St. Andrew's School - Middle and Upper School Chapel
Deuteronomy 30:15-30; Psalm 1; Philemon 4-6
Sometimes, when you really look at what’s out there, the choices are overwhelming. And you know you’re going to have to commit sooner or later. Probably sooner. Once you commit, you’re stuck with your choice, until the next time you have to make a decision. So you narrow the options down, which usually means getting rid of some great things along with the not-so-great ones, until you’re left, finally, with just one option. And you commit.
I’d like mint chocolate chip, please. In a cup.
Thirty-one flavors of ice cream – more than that in some shops. An array of brightly colored toppings that you can have mixed in or sprinkled on your scoop or two or three of ice cream served in a cup or a cone plain or dipped in white chocolate or dark chocolate and rolled in nuts or sprinkles…who can decide?!
The truth is, though, once we start narrowing the options down – for instance, no ice cream flavor should include raisins or come in a color that can’t be found in nature – we begin to realize that most flavors are simply a variation on the two most basic and beloved choices of all – chocolate and vanilla. Thirty-one flavors. Thirty-one toppings. Thirty-one kinds of cones. A bazillion combinations based on a simple choice between chocolate and vanilla.
See, I have set before you today life and prosperity, death and adversity, Moses said to the Israelites. I have set before you life and death, blessings and curses.
I’d like life and prosperity, please. In a blessings-dipped cone.
Not a difficult decision, right? Life and prosperity, death and adversity – it’s a simple choice. So why is it that we so often find it hard to commit ourselves to what brings us the sort of life and prosperity and blessings that God offers us each and every day? Why is it so hard to choose life?
I don’t mean the same kind of life the world offers – the kind we see advertised everywhere, on TV, on billboards, in magazines, all over the web. It’s usually not too hard for us to choose that kind of life and prosperity, right? We work hard at school, we work hard at sports, we work hard at work, we work hard at everything – we choose to do what it takes to be successful. And that’s fine and commendable choice to make, one that will reward us along the way, lengthen our lives, and bring us blessings.
But the kind of life and prosperity God offers isn’t so much about being successful as it is about being fruitful. It’s about choosing to live our lives in such a way that the world can look at us and see an abundance of God the same way we might look at a tree and see an abundance of fruit. It’s about choosing to live our lives in such a way that not only makes the world available to us, but that also makes God available to the world through us.
Moses urged the Israelites that day to choose life by obeying the commandments of God, loving God, walking in God’s ways, by holding fast to God. Of course, there were not just ten but hundreds of commandments written down by the time it was all said and done. Jesus would later sum up all those commandments like this: You shall love the Lord your God with all your heart and with all your soul and with all your mind and with all your strength; and you shall love your neighbor as yourself.
We choose life when we choose love.

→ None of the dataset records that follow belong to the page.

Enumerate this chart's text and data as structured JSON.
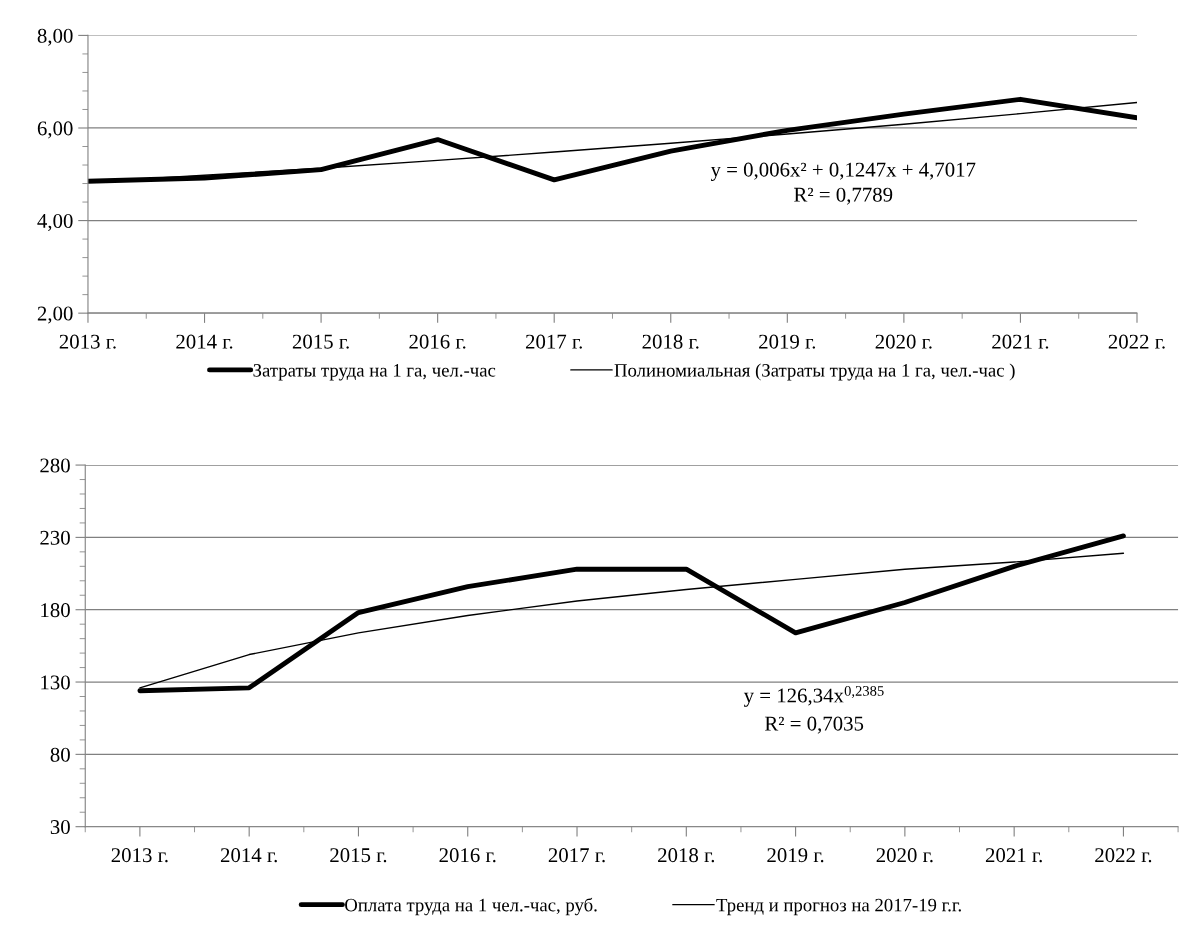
{
  "chart_data": [
    {
      "type": "line",
      "categories": [
        "2013 г.",
        "2014 г.",
        "2015 г.",
        "2016 г.",
        "2017 г.",
        "2018 г.",
        "2019 г.",
        "2020 г.",
        "2021 г.",
        "2022 г."
      ],
      "series": [
        {
          "name": "Затраты труда на 1 га, чел.-час",
          "color": "#000000",
          "values": [
            4.85,
            4.92,
            5.1,
            5.75,
            4.88,
            5.5,
            5.95,
            6.3,
            6.62,
            6.22
          ]
        },
        {
          "name": "Полиномиальная (Затраты труда на 1 га, чел.-час )",
          "color": "#000000",
          "values": [
            4.83,
            4.98,
            5.13,
            5.3,
            5.48,
            5.67,
            5.87,
            6.08,
            6.31,
            6.55
          ]
        }
      ],
      "ylim": [
        2,
        8
      ],
      "yticks": [
        {
          "value": 2,
          "label": "2,00"
        },
        {
          "value": 4,
          "label": "4,00"
        },
        {
          "value": 6,
          "label": "6,00"
        },
        {
          "value": 8,
          "label": "8,00"
        }
      ],
      "grid": "y",
      "legend": "bottom",
      "annotations": [
        "y = 0,006x² + 0,1247x + 4,7017",
        "R² = 0,7789"
      ]
    },
    {
      "type": "line",
      "categories": [
        "2013 г.",
        "2014 г.",
        "2015 г.",
        "2016 г.",
        "2017 г.",
        "2018 г.",
        "2019 г.",
        "2020 г.",
        "2021 г.",
        "2022 г."
      ],
      "series": [
        {
          "name": "Оплата труда на 1 чел.-час, руб.",
          "color": "#000000",
          "values": [
            124,
            126,
            178,
            196,
            208,
            208,
            164,
            185,
            210,
            231
          ]
        },
        {
          "name": "Тренд и прогноз на 2017-19 г.г.",
          "color": "#000000",
          "values": [
            126,
            149,
            164,
            176,
            186,
            194,
            201,
            208,
            213,
            219
          ]
        }
      ],
      "ylim": [
        30,
        280
      ],
      "yticks": [
        30,
        80,
        130,
        180,
        230,
        280
      ],
      "grid": "y",
      "legend": "bottom",
      "annotations": [
        "y = 126,34x$^{0,2385}$",
        "R² = 0,7035"
      ]
    }
  ]
}
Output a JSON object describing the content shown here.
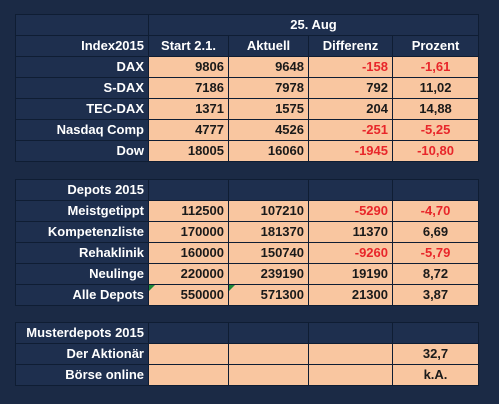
{
  "market": {
    "date_header": "25. Aug",
    "columns": [
      "Index2015",
      "Start 2.1.",
      "Aktuell",
      "Differenz",
      "Prozent"
    ],
    "rows": [
      {
        "name": "DAX",
        "start": "9806",
        "aktuell": "9648",
        "diff": "-158",
        "pct": "-1,61"
      },
      {
        "name": "S-DAX",
        "start": "7186",
        "aktuell": "7978",
        "diff": "792",
        "pct": "11,02"
      },
      {
        "name": "TEC-DAX",
        "start": "1371",
        "aktuell": "1575",
        "diff": "204",
        "pct": "14,88"
      },
      {
        "name": "Nasdaq Comp",
        "start": "4777",
        "aktuell": "4526",
        "diff": "-251",
        "pct": "-5,25"
      },
      {
        "name": "Dow",
        "start": "18005",
        "aktuell": "16060",
        "diff": "-1945",
        "pct": "-10,80"
      }
    ]
  },
  "depots": {
    "title": "Depots 2015",
    "rows": [
      {
        "name": "Meistgetippt",
        "start": "112500",
        "aktuell": "107210",
        "diff": "-5290",
        "pct": "-4,70"
      },
      {
        "name": "Kompetenzliste",
        "start": "170000",
        "aktuell": "181370",
        "diff": "11370",
        "pct": "6,69"
      },
      {
        "name": "Rehaklinik",
        "start": "160000",
        "aktuell": "150740",
        "diff": "-9260",
        "pct": "-5,79"
      },
      {
        "name": "Neulinge",
        "start": "220000",
        "aktuell": "239190",
        "diff": "19190",
        "pct": "8,72"
      },
      {
        "name": "Alle Depots",
        "start": "550000",
        "aktuell": "571300",
        "diff": "21300",
        "pct": "3,87"
      }
    ]
  },
  "muster": {
    "title": "Musterdepots 2015",
    "rows": [
      {
        "name": "Der Aktionär",
        "pct": "32,7"
      },
      {
        "name": "Börse online",
        "pct": "k.A."
      }
    ]
  },
  "colors": {
    "background": "#1b2a45",
    "header_cell": "#1e2f4e",
    "value_cell": "#f9c6a0",
    "negative_text": "#e8262a",
    "error_indicator": "#1f8a3a"
  }
}
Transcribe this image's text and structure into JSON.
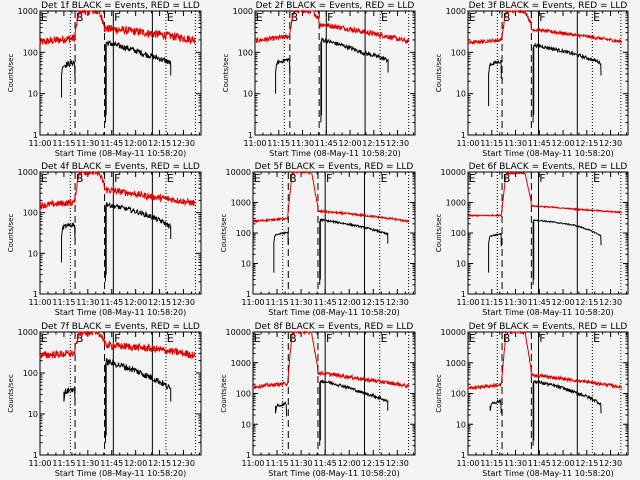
{
  "figure": {
    "background": "#f4f4f4",
    "colors": {
      "events": "#000000",
      "lld": "#e00000",
      "axes": "#000000"
    }
  },
  "chart_data": {
    "type": "line",
    "layout": "3x3 grid",
    "xlabel": "Start Time (08-May-11 10:58:20)",
    "ylabel": "Counts/sec",
    "yscale": "log",
    "x_unit": "minutes after 11:00",
    "xlim": [
      0,
      101
    ],
    "x_ticks": [
      0,
      15,
      30,
      45,
      60,
      75,
      90
    ],
    "x_tick_labels": [
      "11:00",
      "11:15",
      "11:30",
      "11:45",
      "12:00",
      "12:15",
      "12:30"
    ],
    "legend_text": "BLACK = Events, RED = LLD",
    "series_names": [
      "Events",
      "LLD"
    ],
    "marker_letters": [
      "E",
      "B",
      "F",
      "E"
    ],
    "panels": [
      {
        "title": "Det 1f BLACK = Events, RED = LLD",
        "ylim": [
          1,
          1000
        ],
        "y_tick_labels": [
          "1",
          "10",
          "100",
          "1000"
        ],
        "vlines": {
          "dotted": [
            19,
            79,
            97.5
          ],
          "dashed": [
            22,
            40.5
          ],
          "solid": [
            46,
            70.5
          ]
        },
        "lld": {
          "pre": 175,
          "pre_end": 220,
          "peak": 1000,
          "post": [
            380,
            290,
            200
          ],
          "noise": 0.1
        },
        "events": {
          "start": 13.5,
          "low": 8,
          "pre": 55,
          "gap_end": 22,
          "post_start": 41.5,
          "post": [
            170,
            90,
            55
          ],
          "end": 82,
          "noise": 0.07
        }
      },
      {
        "title": "Det 2f BLACK = Events, RED = LLD",
        "ylim": [
          1,
          1000
        ],
        "y_tick_labels": [
          "1",
          "10",
          "100",
          "1000"
        ],
        "vlines": {
          "dotted": [
            18.5,
            79,
            97
          ],
          "dashed": [
            22,
            40.5
          ],
          "solid": [
            45,
            69.5
          ]
        },
        "lld": {
          "pre": 190,
          "pre_end": 240,
          "peak": 1000,
          "post": [
            480,
            310,
            180
          ],
          "noise": 0.06
        },
        "events": {
          "start": 13,
          "low": 10,
          "pre": 65,
          "gap_end": 22,
          "post_start": 42,
          "post": [
            200,
            100,
            65
          ],
          "end": 84,
          "noise": 0.05
        }
      },
      {
        "title": "Det 3f BLACK = Events, RED = LLD",
        "ylim": [
          1,
          1000
        ],
        "y_tick_labels": [
          "1",
          "10",
          "100",
          "1000"
        ],
        "vlines": {
          "dotted": [
            18.5,
            78.5,
            96.5
          ],
          "dashed": [
            21.5,
            40
          ],
          "solid": [
            44.5,
            69
          ]
        },
        "lld": {
          "pre": 170,
          "pre_end": 200,
          "peak": 1000,
          "post": [
            360,
            260,
            180
          ],
          "noise": 0.04
        },
        "events": {
          "start": 13,
          "low": 5,
          "pre": 58,
          "gap_end": 21,
          "post_start": 41.5,
          "post": [
            150,
            90,
            55
          ],
          "end": 84,
          "noise": 0.04
        }
      },
      {
        "title": "Det 4f BLACK = Events, RED = LLD",
        "ylim": [
          1,
          1000
        ],
        "y_tick_labels": [
          "1",
          "10",
          "100",
          "1000"
        ],
        "vlines": {
          "dotted": [
            19,
            79,
            97.5
          ],
          "dashed": [
            22,
            40.5
          ],
          "solid": [
            46,
            70.5
          ]
        },
        "lld": {
          "pre": 150,
          "pre_end": 180,
          "peak": 1000,
          "post": [
            370,
            250,
            170
          ],
          "noise": 0.08
        },
        "events": {
          "start": 13.5,
          "low": 6,
          "pre": 50,
          "gap_end": 22,
          "post_start": 41.5,
          "post": [
            160,
            90,
            45
          ],
          "end": 82,
          "noise": 0.06
        }
      },
      {
        "title": "Det 5f BLACK = Events, RED = LLD",
        "ylim": [
          1,
          10000
        ],
        "y_tick_labels": [
          "1",
          "10",
          "100",
          "1000",
          "10000"
        ],
        "vlines": {
          "dotted": [
            18.5,
            79,
            97
          ],
          "dashed": [
            22,
            40.5
          ],
          "solid": [
            45,
            69.5
          ]
        },
        "lld": {
          "pre": 240,
          "pre_end": 300,
          "peak": 10000,
          "post": [
            520,
            380,
            240
          ],
          "noise": 0.03
        },
        "events": {
          "start": 13,
          "low": 5,
          "pre": 100,
          "gap_end": 22,
          "post_start": 42,
          "post": [
            270,
            160,
            90
          ],
          "end": 84,
          "noise": 0.03
        }
      },
      {
        "title": "Det 6f BLACK = Events, RED = LLD",
        "ylim": [
          1,
          10000
        ],
        "y_tick_labels": [
          "1",
          "10",
          "100",
          "1000",
          "10000"
        ],
        "vlines": {
          "dotted": [
            18.5,
            78.5,
            96.5
          ],
          "dashed": [
            21.5,
            40
          ],
          "solid": [
            44.5,
            69
          ]
        },
        "lld": {
          "pre": 370,
          "pre_end": 380,
          "peak": 9000,
          "post": [
            780,
            600,
            470
          ],
          "noise": 0.02
        },
        "events": {
          "start": 13,
          "low": 5,
          "pre": 90,
          "gap_end": 21,
          "post_start": 41.5,
          "post": [
            270,
            180,
            80
          ],
          "end": 84,
          "noise": 0.02
        }
      },
      {
        "title": "Det 7f BLACK = Events, RED = LLD",
        "ylim": [
          1,
          1000
        ],
        "y_tick_labels": [
          "1",
          "10",
          "100",
          "1000"
        ],
        "vlines": {
          "dotted": [
            19,
            79,
            97.5
          ],
          "dashed": [
            22,
            40.5
          ],
          "solid": [
            46,
            70.5
          ]
        },
        "lld": {
          "pre": 270,
          "pre_end": 300,
          "peak": 1000,
          "post": [
            480,
            400,
            270
          ],
          "noise": 0.09
        },
        "events": {
          "start": 15,
          "low": 35,
          "pre": 40,
          "gap_end": 22,
          "post_start": 41.5,
          "post": [
            190,
            90,
            40
          ],
          "end": 82,
          "noise": 0.08
        }
      },
      {
        "title": "Det 8f BLACK = Events, RED = LLD",
        "ylim": [
          1,
          10000
        ],
        "y_tick_labels": [
          "1",
          "10",
          "100",
          "1000",
          "10000"
        ],
        "vlines": {
          "dotted": [
            18.5,
            79,
            97
          ],
          "dashed": [
            22,
            40.5
          ],
          "solid": [
            45,
            69.5
          ]
        },
        "lld": {
          "pre": 165,
          "pre_end": 210,
          "peak": 10000,
          "post": [
            470,
            290,
            170
          ],
          "noise": 0.06
        },
        "events": {
          "start": 14,
          "low": 40,
          "pre": 45,
          "gap_end": 21,
          "post_start": 42,
          "post": [
            260,
            110,
            55
          ],
          "end": 84,
          "noise": 0.05
        }
      },
      {
        "title": "Det 9f BLACK = Events, RED = LLD",
        "ylim": [
          1,
          10000
        ],
        "y_tick_labels": [
          "1",
          "10",
          "100",
          "1000",
          "10000"
        ],
        "vlines": {
          "dotted": [
            18.5,
            78.5,
            96.5
          ],
          "dashed": [
            21.5,
            40
          ],
          "solid": [
            44.5,
            69
          ]
        },
        "lld": {
          "pre": 150,
          "pre_end": 190,
          "peak": 10000,
          "post": [
            400,
            260,
            160
          ],
          "noise": 0.05
        },
        "events": {
          "start": 14,
          "low": 40,
          "pre": 55,
          "gap_end": 21,
          "post_start": 41.5,
          "post": [
            250,
            110,
            45
          ],
          "end": 84,
          "noise": 0.05
        }
      }
    ]
  }
}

And I’ve been here just long enough to see that our St. Andrew’s community is full of life. I’ve seen it in the way you care about your friends. I’ve seen it in the way your teachers and coaches care about you. I’ve seen it in the way you all care about the world, about those who are sick or suffering or less fortunate or alone. This, my successful friends, is your fruit.
What makes choosing this kind of life and prosperity hard, I think, is that we are faced with so very many choices each day. What to wear, what to buy, to whom we will speak, how we’ll use our time… The world will ask us to choose only success, and at all costs. But this morning, we are asked to consider choosing God first, choosing love, choosing a life that bears fruit.
Every decision we make throughout our day is a new opportunity to choose life. There are a bazillion options out there – many of them are wonderful, full of blessings; others aren’t so good for us. But God has an abundant supply of those little pink plastic spoons, knowing full well that it can be hard for us to make up our minds, hard for us to commit. We choose life when we choose love, when we choose the One who first chose us, loved us, gave us life, and sprinkled us with blessings.
Let us pray in the words of Julian of Norwich, “God, of your goodness, give me yourself, for you are enough for me. If I ask anything that is less, I shall be in want, for only in you do I have all.” Amen.